CARMEN: “In this sort of context.” And I had another woman email me, and she said, "I'm a straight woman. I know you did not write this book for me, but, like, I had just never seen psychological abuse written about so clearly and so, sort of, understandably, and thank you," you know. And so, like, those were two people who like —
CARMEN: — I was not thinking about them when I was writing the book. But that doesn't mean that, you know, the book isn't useful, or for them in some way. You know, like I — it — because it — it's sort of covering, again, a lot of — a lot of, um, gaps, right? A lot of these archival silences. There are many of them, you know?
CARMEN: And I think that a lot of people have found pieces of themselves, even if they themselves are not queer.
[A PAUSE, A BREATH, A TRANSITION — AND THEN BOUNCY MUSIC ENTERS]
TOBIN: We like to ask our guests what they would add to the queer cannon. The only rule is you have to choose something very stupid. [KATHY AND CARMEN LAUGH] So, if you could add something completely inconsequential to the queer cannon that we can claim — [KATHY LAUGHS AGAIN] — what would you choose?
CARMEN: Oh, I know. Mochi ice cream. With the little rice balls?
TOBIN: Yes, mochi. Yes! Yes.
KATHY: I love those so much.
CARMEN: Mochi, yes. Mochi. The green tea mochis feel extremely, extremely gay to me. [TOBIN LAUGHS BREATHLESSLY]
KATHY: Huh. I love that.
CARMEN: The process of eating them is very gay, I feel. [KATHY LAUGHS]
TOBIN: Gotcha. Uh-huh. Uh-huh.
KATHY: Wait, just the green tea? Or just generally?
CARMEN: You know, I only like the green tea, so I'm gonna say just the green tea.
KATHY: Just the green tea. I love it.
TOBIN: Great. We love it.
KATHY: I love it.
TOBIN: Carmen, thank you so much for making the time to talk to us.
CARMEN: Oh, it was my absolute pleasure. Thank you for having me.
KATHY: This was so much fun.
CARMEN: Of course! And I hope to get to do something with y'all when, you know, we are all able to, like, see each other's faces.
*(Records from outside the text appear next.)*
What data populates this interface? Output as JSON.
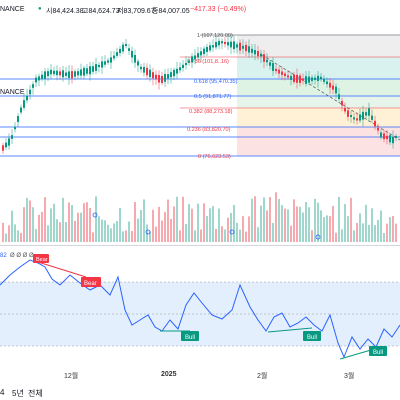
{
  "header": {
    "symbol_fragment": "NANCE",
    "open": "시84,424.38",
    "high": "고84,624.73",
    "low": "저83,709.67",
    "close": "종84,007.05",
    "change": "−417.33 (−0.49%)",
    "colors": {
      "up": "#089981",
      "down": "#f23645"
    }
  },
  "fib": {
    "levels": [
      {
        "text": "1 (107,120.00)"
      },
      {
        "text": "0.786 (101,8..16)"
      },
      {
        "text": "0.618 (95,470.35)"
      },
      {
        "text": "0.5 (91,871.77)"
      },
      {
        "text": "0.382 (88,273.18)"
      },
      {
        "text": "0.236 (83,820.70)"
      },
      {
        "text": "0 (76,623.53)"
      }
    ]
  },
  "rsi": {
    "value_fragment": "82",
    "dots": "Ø Ø Ø Ø",
    "labels": {
      "bear": "Bear",
      "bull1": "Bull",
      "bull2": "Bull",
      "bull3": "Bull"
    }
  },
  "time_axis": [
    "12월",
    "2025",
    "2월",
    "3월"
  ],
  "footer": [
    "4",
    "5년",
    "전체"
  ]
}
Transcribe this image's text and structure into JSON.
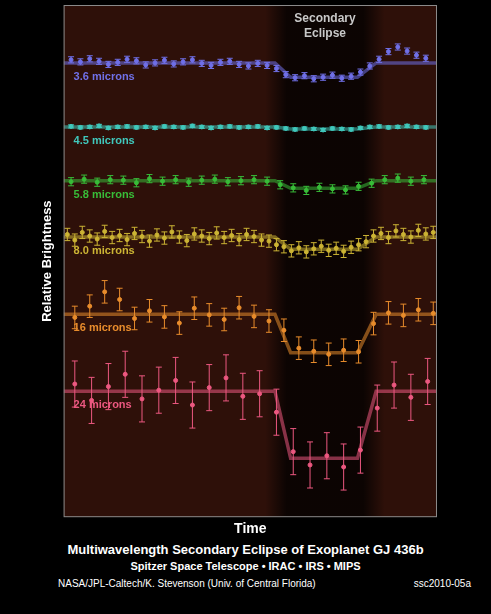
{
  "chart_data": {
    "type": "scatter",
    "title": "Multiwavelength Secondary Eclipse of Exoplanet GJ 436b",
    "subtitle": "Spitzer Space Telescope • IRAC • IRS • MIPS",
    "credit": "NASA/JPL-Caltech/K. Stevenson (Univ. of Central Florida)",
    "image_id": "ssc2010-05a",
    "x_label": "Time",
    "y_label": "Relative Brightness",
    "annotation": "Secondary Eclipse",
    "eclipse_window": [
      54,
      86
    ],
    "xlim": [
      0,
      100
    ],
    "ylim": [
      0,
      100
    ],
    "grid": false,
    "tick_labels": false,
    "series": [
      {
        "name": "3.6 microns",
        "color": "#7070e8",
        "error": 0.6,
        "x": [
          2,
          4.5,
          7,
          9.5,
          12,
          14.5,
          17,
          19.5,
          22,
          24.5,
          27,
          29.5,
          32,
          34.5,
          37,
          39.5,
          42,
          44.5,
          47,
          49.5,
          52,
          54.5,
          57,
          59.5,
          62,
          64.5,
          67,
          69.5,
          72,
          74.5,
          77,
          79.5,
          82,
          84.5,
          87,
          89.5,
          92,
          94.5,
          97
        ],
        "values": [
          89.3,
          88.9,
          89.5,
          89.0,
          88.4,
          88.8,
          89.4,
          89.1,
          88.3,
          88.7,
          89.2,
          88.5,
          88.9,
          89.3,
          88.6,
          88.2,
          88.8,
          89.0,
          88.4,
          88.1,
          88.6,
          88.2,
          87.6,
          86.4,
          85.8,
          86.2,
          85.6,
          85.9,
          86.3,
          85.7,
          86.1,
          86.9,
          88.1,
          89.4,
          90.9,
          91.8,
          91.0,
          90.2,
          89.6
        ],
        "model_x": [
          0,
          56.6,
          60.8,
          78.7,
          83.7,
          100
        ],
        "model_y": [
          88.7,
          88.7,
          85.9,
          85.9,
          88.7,
          88.7
        ]
      },
      {
        "name": "4.5 microns",
        "color": "#40c8bc",
        "error": 0.3,
        "x": [
          2,
          4.5,
          7,
          9.5,
          12,
          14.5,
          17,
          19.5,
          22,
          24.5,
          27,
          29.5,
          32,
          34.5,
          37,
          39.5,
          42,
          44.5,
          47,
          49.5,
          52,
          54.5,
          57,
          59.5,
          62,
          64.5,
          67,
          69.5,
          72,
          74.5,
          77,
          79.5,
          82,
          84.5,
          87,
          89.5,
          92,
          94.5,
          97
        ],
        "values": [
          76.3,
          76.1,
          76.2,
          76.4,
          76.0,
          76.2,
          76.3,
          76.1,
          76.2,
          76.0,
          76.3,
          76.2,
          76.1,
          76.4,
          76.2,
          76.0,
          76.2,
          76.3,
          76.1,
          76.2,
          76.3,
          76.0,
          76.1,
          75.9,
          75.7,
          75.9,
          75.8,
          75.6,
          75.9,
          75.8,
          75.7,
          76.0,
          76.2,
          76.3,
          76.1,
          76.2,
          76.4,
          76.2,
          76.1
        ],
        "model_x": [
          0,
          56.6,
          60.8,
          78.7,
          83.7,
          100
        ],
        "model_y": [
          76.2,
          76.2,
          75.8,
          75.8,
          76.2,
          76.2
        ]
      },
      {
        "name": "5.8 microns",
        "color": "#38bc38",
        "error": 0.8,
        "x": [
          2,
          5.5,
          9,
          12.5,
          16,
          19.5,
          23,
          26.5,
          30,
          33.5,
          37,
          40.5,
          44,
          47.5,
          51,
          54.5,
          58,
          61.5,
          65,
          68.5,
          72,
          75.5,
          79,
          82.5,
          86,
          89.5,
          93,
          96.5
        ],
        "values": [
          65.5,
          66.0,
          65.4,
          65.9,
          65.8,
          65.3,
          66.1,
          65.6,
          65.9,
          65.4,
          65.8,
          66.0,
          65.5,
          65.7,
          65.9,
          65.6,
          64.9,
          64.3,
          63.8,
          64.4,
          64.1,
          63.9,
          64.6,
          65.2,
          65.9,
          66.2,
          65.6,
          65.9
        ],
        "model_x": [
          0,
          56.6,
          60.8,
          78.7,
          83.7,
          100
        ],
        "model_y": [
          65.7,
          65.7,
          64.2,
          64.2,
          65.7,
          65.7
        ]
      },
      {
        "name": "8.0 microns",
        "color": "#ccb434",
        "error": 1.2,
        "x": [
          1,
          3,
          5,
          7,
          9,
          11,
          13,
          15,
          17,
          19,
          21,
          23,
          25,
          27,
          29,
          31,
          33,
          35,
          37,
          39,
          41,
          43,
          45,
          47,
          49,
          51,
          53,
          55,
          57,
          59,
          61,
          63,
          65,
          67,
          69,
          71,
          73,
          75,
          77,
          79,
          81,
          83,
          85,
          87,
          89,
          91,
          93,
          95,
          97,
          99
        ],
        "values": [
          55.2,
          54.1,
          55.6,
          54.9,
          54.3,
          55.8,
          54.6,
          55.0,
          54.2,
          55.4,
          54.8,
          53.9,
          55.1,
          54.5,
          55.7,
          54.7,
          54.0,
          55.3,
          54.9,
          54.4,
          55.5,
          54.6,
          55.0,
          54.2,
          55.2,
          54.8,
          54.1,
          53.9,
          53.2,
          52.8,
          52.0,
          52.6,
          51.8,
          52.4,
          52.9,
          52.1,
          52.5,
          51.9,
          52.7,
          53.2,
          53.8,
          54.9,
          55.4,
          54.6,
          55.9,
          55.2,
          54.7,
          56.0,
          55.3,
          55.6
        ],
        "model_x": [
          0,
          56.6,
          60.8,
          78.7,
          83.7,
          100
        ],
        "model_y": [
          54.7,
          54.7,
          52.3,
          52.3,
          54.7,
          54.7
        ]
      },
      {
        "name": "16 microns",
        "color": "#e88c2c",
        "error": 2.2,
        "x": [
          3,
          7,
          11,
          15,
          19,
          23,
          27,
          31,
          35,
          39,
          43,
          47,
          51,
          55,
          59,
          63,
          67,
          71,
          75,
          79,
          83,
          87,
          91,
          95,
          99
        ],
        "values": [
          39.0,
          41.2,
          44.0,
          42.5,
          38.8,
          40.3,
          39.1,
          37.9,
          40.8,
          39.5,
          38.6,
          40.9,
          39.2,
          38.3,
          36.5,
          33.0,
          32.4,
          31.8,
          32.6,
          32.3,
          37.8,
          39.9,
          39.4,
          40.5,
          39.8
        ],
        "model_x": [
          0,
          56.6,
          60.8,
          78.7,
          83.7,
          100
        ],
        "model_y": [
          39.6,
          39.6,
          32.1,
          32.1,
          39.6,
          39.6
        ]
      },
      {
        "name": "24 microns",
        "color": "#ec5880",
        "error": 4.5,
        "x": [
          3,
          7.5,
          12,
          16.5,
          21,
          25.5,
          30,
          34.5,
          39,
          43.5,
          48,
          52.5,
          57,
          61.5,
          66,
          70.5,
          75,
          79.5,
          84,
          88.5,
          93,
          97.5
        ],
        "values": [
          26.0,
          22.8,
          25.5,
          27.9,
          23.1,
          24.8,
          26.7,
          21.9,
          25.3,
          27.2,
          23.6,
          24.1,
          20.5,
          12.8,
          10.2,
          12.0,
          9.8,
          13.1,
          21.3,
          25.8,
          23.4,
          26.5
        ],
        "model_x": [
          0,
          56.6,
          60.8,
          78.7,
          83.7,
          100
        ],
        "model_y": [
          24.6,
          24.6,
          11.5,
          11.5,
          24.6,
          24.6
        ]
      }
    ]
  }
}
KATHY: Yeah. Out of quarantine.
TOBIN: Yes. [CARMEN LAUGHS] Please! [KATHY CHUCKLES]
[CREDITS MUSIC PLAYS]
KATHY: Alright, that's our show! Just an FYI, we've added some resources to our website on intimate partner abuse.
KATHY: Producers —
TOBIN: Zakiya Gibbons, and B.A. Parker!
KATHY: Editor —
TOBIN: Sarah Geis!
KATHY: Sound Designer —
TOBIN: Jeremy Bloom!
KATHY: Executive Producer —
TOBIN: Suzie Lechtenberg!
KATHY: I'm Kathy Tu.
TOBIN: I'm Tobin Low.
KATHY: And Nancy is a production of WNYC Studios.
[CREDITS MUSIC PLAYS OUT, THEN A FEW NOTES OF SILENCE BEFORE AUDIO REENTERS]
TOBIN: I’m a fucking good host! [LAUGHS]
KATHY: Yeah, that’s right. It’s right!